Par , le 3 juillet 2015
Kodai Shôjo Dogu-chan

Si les Super Sentai, Kamen Rider et quelques-unes de ces franchises apparentées viennent immédiatement à l’esprit lorsque l’on pense aux tokusatsu, il existe d’autres séries plus discrètes appartenant à cette catégorie fort particulière favorisant les effets spéciaux.
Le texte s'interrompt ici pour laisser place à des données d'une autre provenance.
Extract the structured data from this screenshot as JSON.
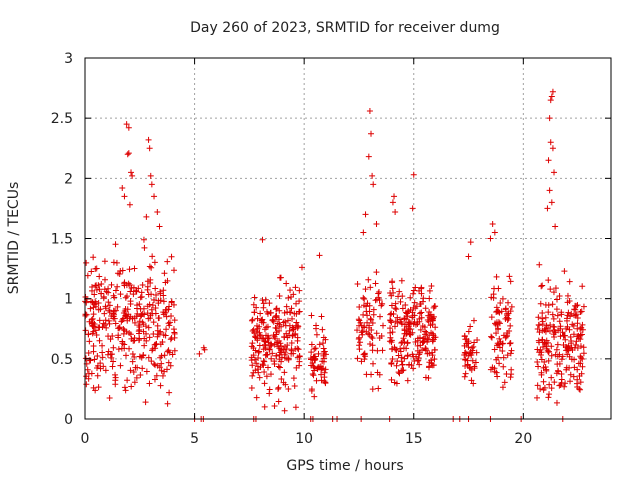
{
  "chart_data": {
    "type": "scatter",
    "title": "Day 260 of 2023, SRMTID for receiver dumg",
    "xlabel": "GPS time / hours",
    "ylabel": "SRMTID / TECUs",
    "xlim": [
      0,
      24
    ],
    "ylim": [
      0,
      3
    ],
    "xticks": [
      0,
      5,
      10,
      15,
      20
    ],
    "xtick_labels": [
      "0",
      "5",
      "10",
      "15",
      "20"
    ],
    "yticks": [
      0,
      0.5,
      1,
      1.5,
      2,
      2.5,
      3
    ],
    "ytick_labels": [
      "0",
      "0.5",
      "1",
      "1.5",
      "2",
      "2.5",
      "3"
    ],
    "grid": true,
    "marker": "+",
    "series": [
      {
        "name": "dumg",
        "color": "#dd0000",
        "clusters": [
          {
            "t_start": 0.0,
            "t_end": 4.1,
            "n": 380,
            "y_min": 0.0,
            "y_max": 1.6
          },
          {
            "t_start": 5.2,
            "t_end": 5.5,
            "n": 3,
            "y_min": 0.45,
            "y_max": 0.65
          },
          {
            "t_start": 7.6,
            "t_end": 9.8,
            "n": 230,
            "y_min": 0.0,
            "y_max": 1.3
          },
          {
            "t_start": 10.3,
            "t_end": 11.0,
            "n": 60,
            "y_min": 0.1,
            "y_max": 0.9
          },
          {
            "t_start": 12.4,
            "t_end": 13.6,
            "n": 80,
            "y_min": 0.15,
            "y_max": 1.4
          },
          {
            "t_start": 13.9,
            "t_end": 16.0,
            "n": 220,
            "y_min": 0.15,
            "y_max": 1.3
          },
          {
            "t_start": 17.3,
            "t_end": 17.9,
            "n": 45,
            "y_min": 0.15,
            "y_max": 0.95
          },
          {
            "t_start": 18.5,
            "t_end": 19.5,
            "n": 80,
            "y_min": 0.1,
            "y_max": 1.3
          },
          {
            "t_start": 20.6,
            "t_end": 22.8,
            "n": 210,
            "y_min": 0.0,
            "y_max": 1.35
          }
        ],
        "outliers": [
          {
            "x": 1.9,
            "y": 2.45
          },
          {
            "x": 2.0,
            "y": 2.42
          },
          {
            "x": 2.0,
            "y": 2.21
          },
          {
            "x": 1.95,
            "y": 2.2
          },
          {
            "x": 2.1,
            "y": 2.05
          },
          {
            "x": 2.15,
            "y": 2.02
          },
          {
            "x": 1.7,
            "y": 1.92
          },
          {
            "x": 1.8,
            "y": 1.85
          },
          {
            "x": 2.05,
            "y": 1.78
          },
          {
            "x": 2.9,
            "y": 2.32
          },
          {
            "x": 2.95,
            "y": 2.25
          },
          {
            "x": 3.0,
            "y": 2.02
          },
          {
            "x": 3.05,
            "y": 1.95
          },
          {
            "x": 3.15,
            "y": 1.85
          },
          {
            "x": 3.3,
            "y": 1.72
          },
          {
            "x": 2.8,
            "y": 1.68
          },
          {
            "x": 3.4,
            "y": 1.6
          },
          {
            "x": 13.0,
            "y": 2.56
          },
          {
            "x": 13.05,
            "y": 2.37
          },
          {
            "x": 12.95,
            "y": 2.18
          },
          {
            "x": 13.1,
            "y": 2.02
          },
          {
            "x": 13.15,
            "y": 1.95
          },
          {
            "x": 12.8,
            "y": 1.7
          },
          {
            "x": 13.3,
            "y": 1.62
          },
          {
            "x": 12.7,
            "y": 1.55
          },
          {
            "x": 14.1,
            "y": 1.85
          },
          {
            "x": 14.05,
            "y": 1.8
          },
          {
            "x": 14.15,
            "y": 1.72
          },
          {
            "x": 15.0,
            "y": 2.03
          },
          {
            "x": 14.95,
            "y": 1.75
          },
          {
            "x": 21.35,
            "y": 2.72
          },
          {
            "x": 21.3,
            "y": 2.68
          },
          {
            "x": 21.25,
            "y": 2.65
          },
          {
            "x": 21.2,
            "y": 2.5
          },
          {
            "x": 21.25,
            "y": 2.3
          },
          {
            "x": 21.35,
            "y": 2.25
          },
          {
            "x": 21.15,
            "y": 2.15
          },
          {
            "x": 21.4,
            "y": 2.05
          },
          {
            "x": 21.2,
            "y": 1.9
          },
          {
            "x": 21.3,
            "y": 1.8
          },
          {
            "x": 21.1,
            "y": 1.75
          },
          {
            "x": 21.45,
            "y": 1.6
          },
          {
            "x": 18.6,
            "y": 1.62
          },
          {
            "x": 18.7,
            "y": 1.55
          },
          {
            "x": 18.5,
            "y": 1.5
          },
          {
            "x": 17.6,
            "y": 1.47
          },
          {
            "x": 17.5,
            "y": 1.35
          },
          {
            "x": 10.7,
            "y": 1.36
          },
          {
            "x": 8.1,
            "y": 1.49
          },
          {
            "x": 9.9,
            "y": 1.26
          }
        ],
        "zero_points": [
          5.0,
          5.3,
          5.4,
          7.7,
          7.8,
          10.3,
          10.4,
          11.3,
          11.5,
          12.6,
          13.9,
          16.8,
          17.1,
          17.5,
          18.5,
          19.9,
          21.8
        ]
      }
    ]
  }
}
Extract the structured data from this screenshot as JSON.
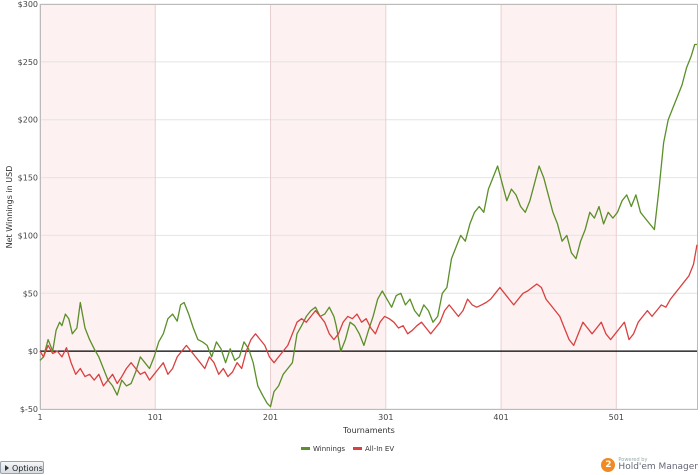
{
  "chart_data": {
    "type": "line",
    "title": "",
    "xlabel": "Tournaments",
    "ylabel": "Net Winnings in USD",
    "xlim": [
      1,
      571
    ],
    "ylim": [
      -50,
      300
    ],
    "x_ticks": [
      1,
      101,
      201,
      301,
      401,
      501
    ],
    "x_tick_labels": [
      "1",
      "101",
      "201",
      "301",
      "401",
      "501"
    ],
    "y_ticks": [
      -50,
      0,
      50,
      100,
      150,
      200,
      250,
      300
    ],
    "y_tick_labels": [
      "$-50",
      "$0",
      "$50",
      "$100",
      "$150",
      "$200",
      "$250",
      "$300"
    ],
    "shaded_bands": [
      [
        1,
        101
      ],
      [
        201,
        301
      ],
      [
        401,
        501
      ]
    ],
    "grid": true,
    "legend_position": "bottom-center",
    "series": [
      {
        "name": "Winnings",
        "color": "#5a8f29",
        "points": [
          [
            1,
            -8
          ],
          [
            4,
            -5
          ],
          [
            8,
            10
          ],
          [
            12,
            0
          ],
          [
            15,
            18
          ],
          [
            18,
            25
          ],
          [
            20,
            22
          ],
          [
            23,
            32
          ],
          [
            26,
            28
          ],
          [
            29,
            15
          ],
          [
            33,
            20
          ],
          [
            36,
            42
          ],
          [
            40,
            20
          ],
          [
            44,
            10
          ],
          [
            48,
            2
          ],
          [
            52,
            -5
          ],
          [
            56,
            -15
          ],
          [
            60,
            -25
          ],
          [
            64,
            -30
          ],
          [
            68,
            -38
          ],
          [
            72,
            -25
          ],
          [
            76,
            -30
          ],
          [
            80,
            -28
          ],
          [
            84,
            -18
          ],
          [
            88,
            -5
          ],
          [
            92,
            -10
          ],
          [
            96,
            -15
          ],
          [
            100,
            -5
          ],
          [
            104,
            8
          ],
          [
            108,
            15
          ],
          [
            112,
            28
          ],
          [
            116,
            32
          ],
          [
            120,
            26
          ],
          [
            123,
            40
          ],
          [
            126,
            42
          ],
          [
            130,
            32
          ],
          [
            134,
            20
          ],
          [
            138,
            10
          ],
          [
            142,
            8
          ],
          [
            146,
            5
          ],
          [
            150,
            -5
          ],
          [
            154,
            8
          ],
          [
            158,
            2
          ],
          [
            162,
            -10
          ],
          [
            166,
            2
          ],
          [
            170,
            -8
          ],
          [
            174,
            -5
          ],
          [
            178,
            8
          ],
          [
            182,
            2
          ],
          [
            186,
            -10
          ],
          [
            190,
            -30
          ],
          [
            194,
            -38
          ],
          [
            198,
            -45
          ],
          [
            201,
            -48
          ],
          [
            204,
            -35
          ],
          [
            208,
            -30
          ],
          [
            212,
            -20
          ],
          [
            216,
            -15
          ],
          [
            220,
            -10
          ],
          [
            224,
            15
          ],
          [
            228,
            22
          ],
          [
            232,
            30
          ],
          [
            236,
            35
          ],
          [
            240,
            38
          ],
          [
            244,
            30
          ],
          [
            248,
            32
          ],
          [
            252,
            38
          ],
          [
            256,
            30
          ],
          [
            258,
            22
          ],
          [
            262,
            0
          ],
          [
            266,
            10
          ],
          [
            270,
            25
          ],
          [
            274,
            22
          ],
          [
            278,
            15
          ],
          [
            282,
            5
          ],
          [
            286,
            18
          ],
          [
            290,
            30
          ],
          [
            294,
            45
          ],
          [
            298,
            52
          ],
          [
            302,
            45
          ],
          [
            306,
            38
          ],
          [
            310,
            48
          ],
          [
            314,
            50
          ],
          [
            318,
            40
          ],
          [
            322,
            45
          ],
          [
            326,
            35
          ],
          [
            330,
            30
          ],
          [
            334,
            40
          ],
          [
            338,
            35
          ],
          [
            342,
            25
          ],
          [
            346,
            30
          ],
          [
            350,
            50
          ],
          [
            354,
            55
          ],
          [
            358,
            80
          ],
          [
            362,
            90
          ],
          [
            366,
            100
          ],
          [
            370,
            95
          ],
          [
            374,
            110
          ],
          [
            378,
            120
          ],
          [
            382,
            125
          ],
          [
            386,
            120
          ],
          [
            390,
            140
          ],
          [
            394,
            150
          ],
          [
            398,
            160
          ],
          [
            402,
            145
          ],
          [
            406,
            130
          ],
          [
            410,
            140
          ],
          [
            414,
            135
          ],
          [
            418,
            125
          ],
          [
            422,
            120
          ],
          [
            426,
            130
          ],
          [
            430,
            145
          ],
          [
            434,
            160
          ],
          [
            438,
            150
          ],
          [
            442,
            135
          ],
          [
            446,
            120
          ],
          [
            450,
            110
          ],
          [
            454,
            95
          ],
          [
            458,
            100
          ],
          [
            462,
            85
          ],
          [
            466,
            80
          ],
          [
            470,
            95
          ],
          [
            474,
            105
          ],
          [
            478,
            120
          ],
          [
            482,
            115
          ],
          [
            486,
            125
          ],
          [
            490,
            110
          ],
          [
            494,
            120
          ],
          [
            498,
            115
          ],
          [
            502,
            120
          ],
          [
            506,
            130
          ],
          [
            510,
            135
          ],
          [
            514,
            125
          ],
          [
            518,
            135
          ],
          [
            522,
            120
          ],
          [
            526,
            115
          ],
          [
            530,
            110
          ],
          [
            534,
            105
          ],
          [
            538,
            140
          ],
          [
            542,
            180
          ],
          [
            546,
            200
          ],
          [
            550,
            210
          ],
          [
            554,
            220
          ],
          [
            558,
            230
          ],
          [
            562,
            245
          ],
          [
            566,
            255
          ],
          [
            569,
            265
          ],
          [
            571,
            265
          ]
        ]
      },
      {
        "name": "All-In EV",
        "color": "#d94040",
        "points": [
          [
            1,
            0
          ],
          [
            4,
            -5
          ],
          [
            8,
            5
          ],
          [
            12,
            -2
          ],
          [
            16,
            0
          ],
          [
            20,
            -5
          ],
          [
            24,
            3
          ],
          [
            28,
            -10
          ],
          [
            32,
            -20
          ],
          [
            36,
            -15
          ],
          [
            40,
            -22
          ],
          [
            44,
            -20
          ],
          [
            48,
            -25
          ],
          [
            52,
            -20
          ],
          [
            56,
            -30
          ],
          [
            60,
            -25
          ],
          [
            64,
            -20
          ],
          [
            68,
            -28
          ],
          [
            72,
            -22
          ],
          [
            76,
            -15
          ],
          [
            80,
            -10
          ],
          [
            84,
            -15
          ],
          [
            88,
            -20
          ],
          [
            92,
            -18
          ],
          [
            96,
            -25
          ],
          [
            100,
            -20
          ],
          [
            104,
            -15
          ],
          [
            108,
            -10
          ],
          [
            112,
            -20
          ],
          [
            116,
            -15
          ],
          [
            120,
            -5
          ],
          [
            124,
            0
          ],
          [
            128,
            5
          ],
          [
            132,
            0
          ],
          [
            136,
            -5
          ],
          [
            140,
            -10
          ],
          [
            144,
            -15
          ],
          [
            148,
            -5
          ],
          [
            152,
            -10
          ],
          [
            156,
            -20
          ],
          [
            160,
            -15
          ],
          [
            164,
            -22
          ],
          [
            168,
            -18
          ],
          [
            172,
            -10
          ],
          [
            176,
            -15
          ],
          [
            180,
            0
          ],
          [
            184,
            10
          ],
          [
            188,
            15
          ],
          [
            192,
            10
          ],
          [
            196,
            5
          ],
          [
            200,
            -5
          ],
          [
            204,
            -10
          ],
          [
            208,
            -5
          ],
          [
            212,
            0
          ],
          [
            216,
            5
          ],
          [
            220,
            15
          ],
          [
            224,
            25
          ],
          [
            228,
            28
          ],
          [
            232,
            25
          ],
          [
            236,
            30
          ],
          [
            240,
            35
          ],
          [
            244,
            30
          ],
          [
            248,
            25
          ],
          [
            252,
            15
          ],
          [
            256,
            10
          ],
          [
            260,
            15
          ],
          [
            264,
            25
          ],
          [
            268,
            30
          ],
          [
            272,
            28
          ],
          [
            276,
            32
          ],
          [
            280,
            25
          ],
          [
            284,
            28
          ],
          [
            288,
            20
          ],
          [
            292,
            15
          ],
          [
            296,
            25
          ],
          [
            300,
            30
          ],
          [
            304,
            28
          ],
          [
            308,
            25
          ],
          [
            312,
            20
          ],
          [
            316,
            22
          ],
          [
            320,
            15
          ],
          [
            324,
            18
          ],
          [
            328,
            22
          ],
          [
            332,
            25
          ],
          [
            336,
            20
          ],
          [
            340,
            15
          ],
          [
            344,
            20
          ],
          [
            348,
            25
          ],
          [
            352,
            35
          ],
          [
            356,
            40
          ],
          [
            360,
            35
          ],
          [
            364,
            30
          ],
          [
            368,
            35
          ],
          [
            372,
            45
          ],
          [
            376,
            40
          ],
          [
            380,
            38
          ],
          [
            384,
            40
          ],
          [
            388,
            42
          ],
          [
            392,
            45
          ],
          [
            396,
            50
          ],
          [
            400,
            55
          ],
          [
            404,
            50
          ],
          [
            408,
            45
          ],
          [
            412,
            40
          ],
          [
            416,
            45
          ],
          [
            420,
            50
          ],
          [
            424,
            52
          ],
          [
            428,
            55
          ],
          [
            432,
            58
          ],
          [
            436,
            55
          ],
          [
            440,
            45
          ],
          [
            444,
            40
          ],
          [
            448,
            35
          ],
          [
            452,
            30
          ],
          [
            456,
            20
          ],
          [
            460,
            10
          ],
          [
            464,
            5
          ],
          [
            468,
            15
          ],
          [
            472,
            25
          ],
          [
            476,
            20
          ],
          [
            480,
            15
          ],
          [
            484,
            20
          ],
          [
            488,
            25
          ],
          [
            492,
            15
          ],
          [
            496,
            10
          ],
          [
            500,
            15
          ],
          [
            504,
            20
          ],
          [
            508,
            25
          ],
          [
            512,
            10
          ],
          [
            516,
            15
          ],
          [
            520,
            25
          ],
          [
            524,
            30
          ],
          [
            528,
            35
          ],
          [
            532,
            30
          ],
          [
            536,
            35
          ],
          [
            540,
            40
          ],
          [
            544,
            38
          ],
          [
            548,
            45
          ],
          [
            552,
            50
          ],
          [
            556,
            55
          ],
          [
            560,
            60
          ],
          [
            564,
            65
          ],
          [
            568,
            75
          ],
          [
            571,
            92
          ]
        ]
      }
    ]
  },
  "ui": {
    "options_label": "Options",
    "brand_powered": "Powered by",
    "brand_name": "Hold'em Manager",
    "brand_logo_glyph": "2"
  }
}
Kodai Shôjo Dogu-chan est justement l’une d’entre elles. Cette production réalisée par Iguchi Noboru – notamment connu pour son film horrifique stupidement drôle Kataude Machine Girl – comporte douze épisodes de vingt-trois minutes diffusés sur MBS entre octobre et décembre 2009. Une sorte de suite intitulée Kodai Shôjo-tai Dogun V est sortie en 2010, mais elle ne reprend que le concept et non pas la majorité des personnages évoluant dans la fiction nous concernant aujourd’hui ; je n’envisage pas de la regarder, donc elle ne sera pas traitée sur Luminophore. Aucun spoiler. Suite à certaines circonstances, un lycéen ressuscite une chasseuse de créatures surnaturelles japonaises et doit l’aider dans sa tâche. Généralement, qui dit tokusatsu signifie qu’il importe de ne pas se montrer trop critique et de lancer la machine en partant du principe que le kitsch sera assurément de la partie. Sans surprise, Kodai Shôjo Dogu-chan dispose d’un budget anémique et chaque scène ne fait que le prouver. Après tout, cela ne nuit pas forcément à l’intrigue en tant que telle et il peut toujours être possible de s’amuser devant un spectacle assumant ses défauts. Car effectivement, la série ne se prend jamais au sérieux, joue de ses faiblesses, se tourne parfois en dérision et n’hésite pas à multiplier les passages profondément ridicules. […]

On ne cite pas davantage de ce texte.